AI-based model enhances diagnosis of brain MRI exams

Aug 6, 2019

An artificial intelligence (AI)-based model that mimics a radiologist's image interpretation process can provide automated diagnosis of brain MRI exams at a level comparable to an academic neuroradiologist, according to researchers from the Hospital of the University of Pennsylvania in Philadelphia.

The researchers, led by Dr. Jeff Rudie, PhD, developed and tested a proof-of-concept system that utilizes advanced image-processing techniques, deep learning, and Bayesian networks to generate a differential diagnosis for brain MRI studies.

"The system currently performs at a level of academic neuroradiologists for 35 common and rare diseases on clinical brain MRIs and augments radiology resident accuracy," said Rudie, who presented the research group's results during a scientific session at the recent Society for Imaging Informatics in Medicine (SIIM) annual meeting in Denver. Rudie performed the research while at the University of Pennsylvania; he is now a fellow at the University of California, San Francisco.
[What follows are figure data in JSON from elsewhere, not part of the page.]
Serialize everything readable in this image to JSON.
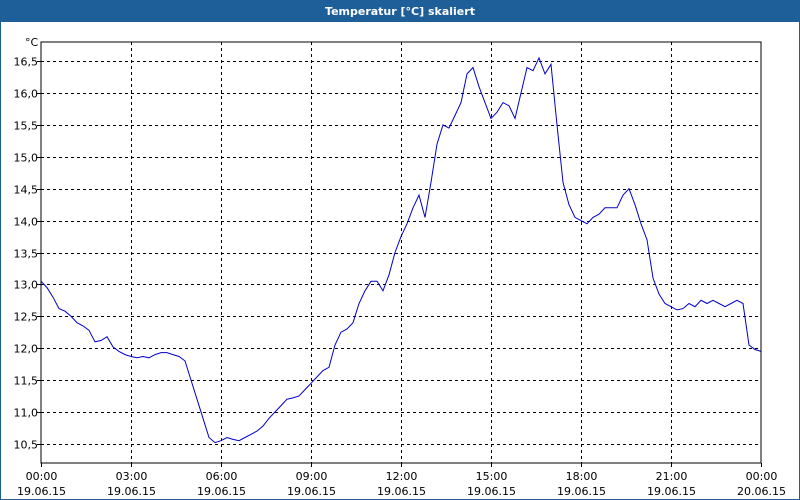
{
  "window": {
    "title": "Temperatur [°C] skaliert"
  },
  "chart_data": {
    "type": "line",
    "title": "Temperatur [°C] skaliert",
    "xlabel": "",
    "ylabel": "°C",
    "x_unit": "time (hours since 19.06.15 00:00)",
    "xlim": [
      0,
      24
    ],
    "ylim": [
      10.2,
      16.8
    ],
    "y_ticks": [
      "10,5",
      "11,0",
      "11,5",
      "12,0",
      "12,5",
      "13,0",
      "13,5",
      "14,0",
      "14,5",
      "15,0",
      "15,5",
      "16,0",
      "16,5"
    ],
    "y_tick_values": [
      10.5,
      11.0,
      11.5,
      12.0,
      12.5,
      13.0,
      13.5,
      14.0,
      14.5,
      15.0,
      15.5,
      16.0,
      16.5
    ],
    "x_ticks": [
      {
        "time": "00:00",
        "date": "19.06.15"
      },
      {
        "time": "03:00",
        "date": "19.06.15"
      },
      {
        "time": "06:00",
        "date": "19.06.15"
      },
      {
        "time": "09:00",
        "date": "19.06.15"
      },
      {
        "time": "12:00",
        "date": "19.06.15"
      },
      {
        "time": "15:00",
        "date": "19.06.15"
      },
      {
        "time": "18:00",
        "date": "19.06.15"
      },
      {
        "time": "21:00",
        "date": "19.06.15"
      },
      {
        "time": "00:00",
        "date": "20.06.15"
      }
    ],
    "grid": true,
    "line_color": "#0000cc",
    "series": [
      {
        "points": [
          [
            0.0,
            13.05
          ],
          [
            0.2,
            12.95
          ],
          [
            0.4,
            12.8
          ],
          [
            0.6,
            12.62
          ],
          [
            0.8,
            12.58
          ],
          [
            1.0,
            12.5
          ],
          [
            1.2,
            12.4
          ],
          [
            1.4,
            12.35
          ],
          [
            1.6,
            12.28
          ],
          [
            1.8,
            12.1
          ],
          [
            2.0,
            12.12
          ],
          [
            2.2,
            12.18
          ],
          [
            2.4,
            12.02
          ],
          [
            2.6,
            11.95
          ],
          [
            2.8,
            11.9
          ],
          [
            3.0,
            11.87
          ],
          [
            3.2,
            11.85
          ],
          [
            3.4,
            11.87
          ],
          [
            3.6,
            11.85
          ],
          [
            3.8,
            11.9
          ],
          [
            4.0,
            11.93
          ],
          [
            4.2,
            11.93
          ],
          [
            4.4,
            11.9
          ],
          [
            4.6,
            11.87
          ],
          [
            4.8,
            11.8
          ],
          [
            5.0,
            11.5
          ],
          [
            5.2,
            11.2
          ],
          [
            5.4,
            10.9
          ],
          [
            5.6,
            10.6
          ],
          [
            5.8,
            10.52
          ],
          [
            6.0,
            10.55
          ],
          [
            6.2,
            10.6
          ],
          [
            6.4,
            10.57
          ],
          [
            6.6,
            10.55
          ],
          [
            6.8,
            10.6
          ],
          [
            7.0,
            10.65
          ],
          [
            7.2,
            10.7
          ],
          [
            7.4,
            10.78
          ],
          [
            7.6,
            10.9
          ],
          [
            7.8,
            11.0
          ],
          [
            8.0,
            11.1
          ],
          [
            8.2,
            11.2
          ],
          [
            8.4,
            11.22
          ],
          [
            8.6,
            11.25
          ],
          [
            8.8,
            11.35
          ],
          [
            9.0,
            11.45
          ],
          [
            9.2,
            11.55
          ],
          [
            9.4,
            11.65
          ],
          [
            9.6,
            11.7
          ],
          [
            9.8,
            12.05
          ],
          [
            10.0,
            12.25
          ],
          [
            10.2,
            12.3
          ],
          [
            10.4,
            12.4
          ],
          [
            10.6,
            12.7
          ],
          [
            10.8,
            12.9
          ],
          [
            11.0,
            13.05
          ],
          [
            11.2,
            13.05
          ],
          [
            11.4,
            12.9
          ],
          [
            11.6,
            13.15
          ],
          [
            11.8,
            13.5
          ],
          [
            12.0,
            13.75
          ],
          [
            12.2,
            13.95
          ],
          [
            12.4,
            14.2
          ],
          [
            12.6,
            14.4
          ],
          [
            12.8,
            14.05
          ],
          [
            13.0,
            14.6
          ],
          [
            13.2,
            15.2
          ],
          [
            13.4,
            15.5
          ],
          [
            13.6,
            15.45
          ],
          [
            13.8,
            15.65
          ],
          [
            14.0,
            15.85
          ],
          [
            14.2,
            16.3
          ],
          [
            14.4,
            16.4
          ],
          [
            14.6,
            16.1
          ],
          [
            14.8,
            15.85
          ],
          [
            15.0,
            15.6
          ],
          [
            15.2,
            15.7
          ],
          [
            15.4,
            15.85
          ],
          [
            15.6,
            15.8
          ],
          [
            15.8,
            15.6
          ],
          [
            16.0,
            16.0
          ],
          [
            16.2,
            16.4
          ],
          [
            16.4,
            16.35
          ],
          [
            16.6,
            16.55
          ],
          [
            16.8,
            16.3
          ],
          [
            17.0,
            16.45
          ],
          [
            17.2,
            15.5
          ],
          [
            17.4,
            14.6
          ],
          [
            17.6,
            14.25
          ],
          [
            17.8,
            14.05
          ],
          [
            18.0,
            14.0
          ],
          [
            18.2,
            13.95
          ],
          [
            18.4,
            14.05
          ],
          [
            18.6,
            14.1
          ],
          [
            18.8,
            14.2
          ],
          [
            19.0,
            14.2
          ],
          [
            19.2,
            14.2
          ],
          [
            19.4,
            14.4
          ],
          [
            19.6,
            14.5
          ],
          [
            19.8,
            14.25
          ],
          [
            20.0,
            13.95
          ],
          [
            20.2,
            13.7
          ],
          [
            20.4,
            13.1
          ],
          [
            20.6,
            12.85
          ],
          [
            20.8,
            12.7
          ],
          [
            21.0,
            12.65
          ],
          [
            21.2,
            12.6
          ],
          [
            21.4,
            12.62
          ],
          [
            21.6,
            12.7
          ],
          [
            21.8,
            12.65
          ],
          [
            22.0,
            12.75
          ],
          [
            22.2,
            12.7
          ],
          [
            22.4,
            12.75
          ],
          [
            22.6,
            12.7
          ],
          [
            22.8,
            12.65
          ],
          [
            23.0,
            12.7
          ],
          [
            23.2,
            12.75
          ],
          [
            23.4,
            12.7
          ],
          [
            23.6,
            12.05
          ],
          [
            23.8,
            11.98
          ],
          [
            24.0,
            11.95
          ]
        ]
      }
    ]
  }
}
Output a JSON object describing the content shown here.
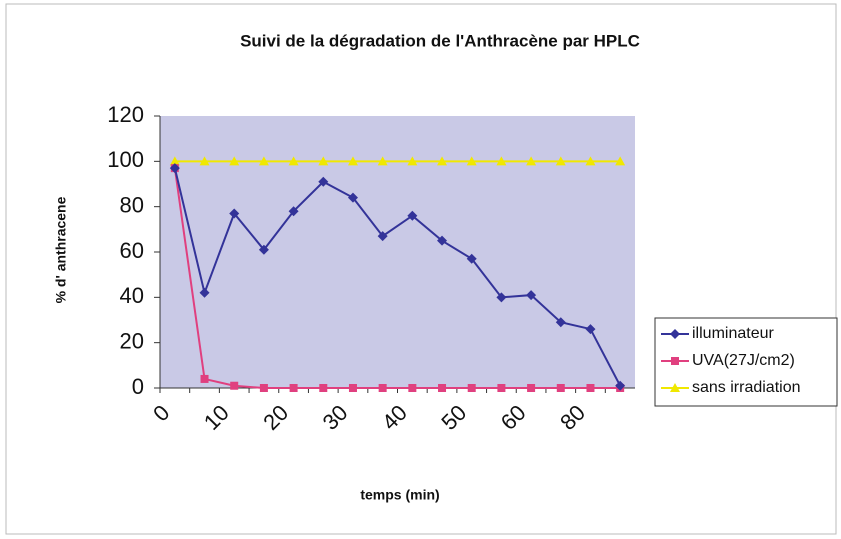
{
  "chart_data": {
    "type": "line",
    "title": "Suivi de la dégradation de l'Anthracène par HPLC",
    "x_label": "temps (min)",
    "y_label": "% d' anthracene",
    "categories": [
      "0",
      null,
      "10",
      null,
      "20",
      null,
      "30",
      null,
      "40",
      null,
      "50",
      null,
      "60",
      null,
      "80",
      null
    ],
    "series": [
      {
        "name": "illuminateur",
        "color": "#333399",
        "marker": "diamond",
        "values": [
          97,
          42,
          77,
          61,
          78,
          91,
          84,
          67,
          76,
          65,
          57,
          40,
          41,
          29,
          26,
          1
        ]
      },
      {
        "name": "UVA(27J/cm2)",
        "color": "#e0407f",
        "marker": "square",
        "values": [
          97,
          4,
          1,
          0,
          0,
          0,
          0,
          0,
          0,
          0,
          0,
          0,
          0,
          0,
          0,
          0
        ]
      },
      {
        "name": "sans irradiation",
        "color": "#f0e800",
        "marker": "triangle",
        "values": [
          100,
          100,
          100,
          100,
          100,
          100,
          100,
          100,
          100,
          100,
          100,
          100,
          100,
          100,
          100,
          100
        ]
      }
    ],
    "ylim": [
      0,
      120
    ],
    "yticks": [
      0,
      20,
      40,
      60,
      80,
      100,
      120
    ],
    "legend": "right"
  }
}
Modeling radiologist interpretations

With their approach to automated diagnosis, the researchers sought to model the fundamental steps a radiologist performs when interpreting images. They developed an image-processing pipeline consisting of 3D convolutional neural networks (CNNs), multiatlas tissue segmentation, and other image-processing methods for the tasks of identifying, localizing, and characterizing image abnormalities.

The automated system was trained and validated using 390 clinically validated brain MRI scans, a dataset that included 212 cases with a focus on 35 common and rare diagnostic entities involving deep gray matter. The multimodal brain MRI studies included T1-weighted, T2-fluid-attenuated inversion recovery (FLAIR), T1 postcontrast, gradient-recalled echo (GRE) sequences, as well as diffusion-weighted imaging (DWI) using apparent diffusion coefficient (ADC) values. Of these 390 cases, 102 deep gray-matter cases -- including two to three examples of each disease -- were set aside for testing.

In comparison with ground-truth features extracted by attending radiologists, the automated image-processing pipeline yielded an overall accuracy of 89% for extracting 11 quantitative image features:

Signal features: T1 signal, FLAIR signal, susceptibility, enhancement, and restricted diffusion
Anatomic subregion features: caudate, putamen, pallidum, and thalamus
Spatial features: bilateral and symmetry

Generating differential diagnoses

The second step of their automated system makes use of Bayesian networks, which are probabilistic models of relationships between multiple variables. Their Bayesian network models the signal, spatial, and anatomic subregion features extracted from the image-processing pipeline, along with a patient's clinical information, to provide a differential diagnosis list with estimated probabilities of specific diseases. Expert neuroradiologists in consensus determined the conditional probabilities of the Bayesian network, Rudie said.

The researchers then compared the performance of their automated image-processing pipeline for producing a correct differential diagnosis -- i.e., within the top three diagnoses -- with that of four radiology residents, two general radiologists, two neuroradiology fellows, and two academic neuroradiology attendings.

Performance for producing a correct differential diagnosis
	General radiologists	Radiology residents	Neuroradiology fellows	Academic neuroradiology attendings	Automated system
Accuracy	53%	56%	72%	84%	85%

The differences in accuracy between the automated system and the general radiologists, radiology residents, and neuroradiology fellows were all statistically significant (p < 0.001). Delving further into the results, the researchers observed that the automated system's performance advantage was due largely to its results in rarer diseases.

"In particular, we noticed that radiology residents and general radiologists do the worst with these rare diseases, whereas the automated system still did quite well with the rare diseases," Rudie said.

Augmenting radiologist accuracy?

To determine if their automated approach could yield improvements in radiologist accuracy, the researchers had three other radiology residents use their institution's Adaptive Radiology Interpretation & Education System (ARIES) to review and interact with the results of the automated pipeline for half of the test cases. The residents were able to increase their differential diagnosis accuracy from a mean of 59% before using the automated system to 87% after.

"Looking at those cases, the residents were able to increase their performance almost to the level of the academics," Rudie said.

In preliminary results, the researchers have also found that the automated system did not show a benefit for augmenting the performance of the academic neuroradiology attendings in providing a correct differential diagnosis. Interestingly, the researchers noted a trend toward providing a higher percentage of the exact correct diagnosis, Rudie said.

Rudie noted that with the team's two-step approach, the intermediate quantitative features initially extracted by the CNNs and image-processing techniques can be used by secondary models to support diagnosis, prognosis, and scientific discovery.

"Additionally, these intermediate features allow models to be more explainable, so less of a 'black box'; you can understand how the system might be making mistakes," Rudie said. "It also allows for interpretation of the full gamut of common and rare diseases. Because we're incorporating expert knowledge into the model, it doesn't require a large sample of the rare diseases."